O presidente do Tribunal Regional Federal (TRF) da 4.ª Região, desembargador federal Vladimir Passos de Freitas, decidiu ontem suspender duas liminares que proibiam a Comercializadora Brasileira de Energia Emergencial (CBEE) de cobrar o adicional tarifário de energia elétrica, o chamado “seguro-apagão”, em todo o Estado do Paraná e na região de Bagé (RS). As medidas haviam sido determinadas pela Justiça Federal de Cascavel e de Bagé, respectivamente, no mês passado.
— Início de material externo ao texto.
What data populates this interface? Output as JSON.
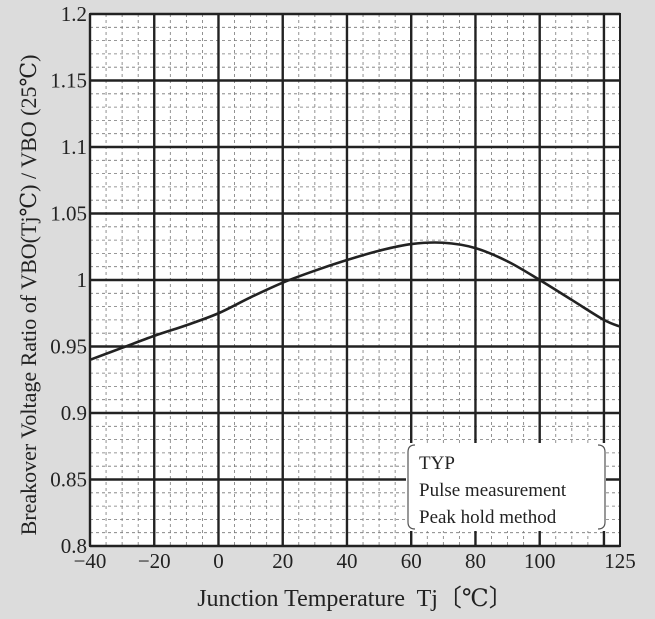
{
  "chart_data": {
    "type": "line",
    "xlabel": "Junction Temperature  Tj〔℃〕",
    "ylabel": "Breakover Voltage Ratio of VBO(Tj℃) / VBO (25℃)",
    "xlim": [
      -40,
      125
    ],
    "ylim": [
      0.8,
      1.2
    ],
    "x_ticks": [
      -40,
      -20,
      0,
      20,
      40,
      60,
      80,
      100,
      125
    ],
    "x_tick_labels": [
      "−40",
      "−20",
      "0",
      "20",
      "40",
      "60",
      "80",
      "100",
      "125"
    ],
    "y_ticks": [
      0.8,
      0.85,
      0.9,
      0.95,
      1.0,
      1.05,
      1.1,
      1.15,
      1.2
    ],
    "y_tick_labels": [
      "0.8",
      "0.85",
      "0.9",
      "0.95",
      "1",
      "1.05",
      "1.1",
      "1.15",
      "1.2"
    ],
    "grid": true,
    "series": [
      {
        "x": [
          -40,
          -30,
          -20,
          -10,
          0,
          10,
          20,
          30,
          40,
          50,
          60,
          70,
          80,
          90,
          100,
          110,
          120,
          125
        ],
        "y": [
          0.94,
          0.949,
          0.958,
          0.966,
          0.975,
          0.987,
          0.998,
          1.007,
          1.015,
          1.022,
          1.027,
          1.028,
          1.024,
          1.014,
          1.0,
          0.985,
          0.97,
          0.965
        ],
        "color": "#222222"
      }
    ],
    "annotation": [
      "TYP",
      "Pulse measurement",
      "Peak hold method"
    ]
  }
}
A CBEE recorreu ao TRF pedindo a suspensão das liminares concedidas ao Ministério Público Federal (MPF). De acordo com a comercializadora, sua função social no setor de energia elétrica é imprescindível à nação, porque ainda existe um desequilíbrio e uma exposição da sociedade à possibilidade de déficit em relação à oferta e à demanda. Assim, a CBEE alega que precisa permanecer atuante, e para isso não pode prescindir da cobrança dos encargos emergenciais. Lembrou ainda que, se algum resultado financeiro positivo ocorrer, será revertido em favor dos consumidores, já que a forma de cobrança discriminada garante a transparência na gestão da crise de energia elétrica.

Prejuízo

Em sua decisão, Freitas entendeu que as liminares devem ser suspensas. “O interesse público impõe que se mantenha a sistemática estabelecida pela administração federal para aquilo que é de seu ofício”, ressaltou. Suspender a cobrança dos encargos sem que se saiba como isso vai repercutir no programa emergencial instituído pelo governo federal “parece-me vulnerar o interesse público, que tem que prevalecer sobre o particular”, considerou o presidente.

Além disso, o desembargador destacou que há lesão às finanças públicas. Ele lembrou que são duas ações civis públicas, uma para todo o Estado do Paraná e outra para nove municípios do Rio Grande do Sul. “O impacto financeiro é grande e repercutirá negativamente na arrecadação do encargo tarifário emergencial”, ressaltou.